In Ref. [2], Eq. (73), the following expression has been derived most generally for δE:

$$ \delta\mathrm{E} =-iB^{-1} \bigl[B( \partial_0S)S^{-1} \bigr]^a, \qquad Q^a\equiv\frac{1}{2}\bigl(Q-Q^\dagger\bigr), $$

(47)

where B≡Aγ ⁰. Note that S is a smooth function of X, as is by definition a local similarity transformation. Hence, the assumption that \(S(X) \in{\sf Spin(1,3)}\) for all X implies that S is deduced from the smooth local Lorentz transformation L≡Λ∘S. (Here \(\varLambda:{\sf Spin(1,3)}\rightarrow{\sf SO(1,3)}\) is the two-to-one covering map of the special Lorentz group by the spin group.) In other words, S is got from a smooth change of the tetrad field by using the spinor representation.
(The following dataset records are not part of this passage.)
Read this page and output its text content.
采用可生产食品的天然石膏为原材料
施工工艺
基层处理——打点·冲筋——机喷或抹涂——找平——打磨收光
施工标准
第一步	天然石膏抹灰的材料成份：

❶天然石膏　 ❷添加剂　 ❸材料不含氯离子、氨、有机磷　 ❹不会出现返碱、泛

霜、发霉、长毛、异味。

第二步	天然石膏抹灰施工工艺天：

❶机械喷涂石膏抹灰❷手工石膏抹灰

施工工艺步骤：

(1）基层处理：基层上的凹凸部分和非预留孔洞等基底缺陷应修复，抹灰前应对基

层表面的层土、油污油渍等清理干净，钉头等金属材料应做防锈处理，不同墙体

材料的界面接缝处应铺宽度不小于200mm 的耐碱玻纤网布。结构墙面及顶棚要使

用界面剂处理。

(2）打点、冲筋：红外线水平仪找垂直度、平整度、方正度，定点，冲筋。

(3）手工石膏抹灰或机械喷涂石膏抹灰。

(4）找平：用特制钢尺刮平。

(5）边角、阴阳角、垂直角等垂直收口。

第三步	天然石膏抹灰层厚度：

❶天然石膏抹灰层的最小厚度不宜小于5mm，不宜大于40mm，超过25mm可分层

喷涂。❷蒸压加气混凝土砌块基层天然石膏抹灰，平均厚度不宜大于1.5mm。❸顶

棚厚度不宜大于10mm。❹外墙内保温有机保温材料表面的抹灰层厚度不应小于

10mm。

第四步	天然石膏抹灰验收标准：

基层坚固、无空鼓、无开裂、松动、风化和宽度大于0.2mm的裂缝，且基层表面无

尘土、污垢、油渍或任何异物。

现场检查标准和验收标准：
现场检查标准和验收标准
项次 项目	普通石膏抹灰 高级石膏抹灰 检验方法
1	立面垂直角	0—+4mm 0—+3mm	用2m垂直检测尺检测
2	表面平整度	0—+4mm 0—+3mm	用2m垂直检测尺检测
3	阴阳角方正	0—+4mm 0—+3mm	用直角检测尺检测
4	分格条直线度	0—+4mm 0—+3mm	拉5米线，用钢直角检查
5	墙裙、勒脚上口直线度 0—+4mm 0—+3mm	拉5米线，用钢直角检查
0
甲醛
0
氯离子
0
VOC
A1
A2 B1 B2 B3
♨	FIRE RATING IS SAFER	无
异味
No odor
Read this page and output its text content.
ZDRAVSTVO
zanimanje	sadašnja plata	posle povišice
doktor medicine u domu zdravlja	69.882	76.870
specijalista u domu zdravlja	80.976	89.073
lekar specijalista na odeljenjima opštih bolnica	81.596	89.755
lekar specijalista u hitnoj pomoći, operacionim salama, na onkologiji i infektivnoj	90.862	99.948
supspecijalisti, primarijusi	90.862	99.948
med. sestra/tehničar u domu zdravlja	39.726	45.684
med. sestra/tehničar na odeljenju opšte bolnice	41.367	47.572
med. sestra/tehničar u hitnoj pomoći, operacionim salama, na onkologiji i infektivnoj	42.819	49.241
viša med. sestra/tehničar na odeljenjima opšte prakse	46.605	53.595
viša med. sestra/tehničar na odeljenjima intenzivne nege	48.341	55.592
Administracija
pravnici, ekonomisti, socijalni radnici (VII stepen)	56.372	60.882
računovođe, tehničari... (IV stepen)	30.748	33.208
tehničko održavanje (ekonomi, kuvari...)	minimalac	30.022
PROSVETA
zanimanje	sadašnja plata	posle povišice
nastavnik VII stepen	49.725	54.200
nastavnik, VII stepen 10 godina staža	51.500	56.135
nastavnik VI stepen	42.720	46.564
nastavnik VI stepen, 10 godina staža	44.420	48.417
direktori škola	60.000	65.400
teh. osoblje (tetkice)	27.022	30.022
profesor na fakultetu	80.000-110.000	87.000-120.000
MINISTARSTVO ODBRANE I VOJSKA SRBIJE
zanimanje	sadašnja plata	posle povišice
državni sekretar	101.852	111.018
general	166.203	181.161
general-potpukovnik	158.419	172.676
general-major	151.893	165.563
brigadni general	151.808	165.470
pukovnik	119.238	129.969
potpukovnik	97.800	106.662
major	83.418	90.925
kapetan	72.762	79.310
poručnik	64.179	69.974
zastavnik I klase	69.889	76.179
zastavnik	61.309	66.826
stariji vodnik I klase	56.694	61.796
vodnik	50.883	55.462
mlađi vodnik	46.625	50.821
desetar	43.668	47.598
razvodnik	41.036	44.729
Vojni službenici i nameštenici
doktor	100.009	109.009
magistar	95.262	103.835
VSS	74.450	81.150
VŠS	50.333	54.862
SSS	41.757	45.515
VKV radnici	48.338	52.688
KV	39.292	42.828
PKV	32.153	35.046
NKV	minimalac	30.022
Using the fact that the explicit form of the spinor representation (e.g. Ref. [17]) is generated by the commutators of the “flat” Dirac matrices γ ^♮α:

$$ s^{\alpha\beta} \equiv\bigl[\gamma^{\natural\alpha} , \gamma^{\natural \beta} \bigr], $$

(48)

it has been shown in Ref. [2, Eq. (81) and below there] that we have then

$$ \frac{\partial S}{\partial t}S^{-1}= \omega_{\alpha\beta} s^{\alpha \beta}, $$

(49)

in which the six coefficients ω _αβ =−ω _βα are real and depend on the spacetime point X as does S. Hence, we may rewrite (47) more explicitly as:

$$ 2\delta\mathrm{E} =-iB^{-1} \bigl[B\bigl( \omega_{\alpha\beta}s^{\alpha \beta}\bigr)-\bigl(B \omega_{\alpha\beta}s^{\alpha\beta} \bigr)^\dagger \bigr]=-i\omega_{\alpha\beta} \bigl[s^{\alpha\beta}-B^{-1} \bigl(s^{\alpha \beta} \bigr)^\dagger\,B^\dagger \bigr]. $$

(50)

Now, from the definition (48), and since tr MN=tr NM for two square matrices M and N having the same dimension, we have:

$$ \mathrm{tr}\,s^{\alpha\beta}=0, $$

(51)

hence also tr (s ^αβ)^†=0. We have also B ^†=B from the definition of the hermitizing matrix A {Ref. [2], Eq. (7)}. Therefore, it follows from Eq. (50) that

$$ \mathrm{tr}\, \delta\mathrm{E}=0. $$

(52)

However, if Eq. (46) is verified, we have tr δE=4C, hence C=0 from (52). This proves the Theorem 3. □

That Theorem 3 says that, for the standard version of the covariant Dirac equation (DFW), the energy mean values can not be shifted by a constant number. If a local similarity transformation is admissible for DFW and leaves the energy mean values unchanged up to a constant shift as in Eq. (37), then the new energy operator \(\widetilde {\mathrm {E}}\) is just the pushforward operator \(\breve{ \mathrm{E}}\) that leaves the energy mean values exactly unchanged. Said differently: if we have \(\widetilde{\mathrm{E}} \ne\breve{ \mathrm{E}}\), then the mean values of the energy operators E and \(\widetilde{\mathrm {E}}\) before and after the similarity transformation differ by a number which depends on the state Ψ. This result is true also for the Hamiltonian operator. (The proof is almost the same but a bit simpler.)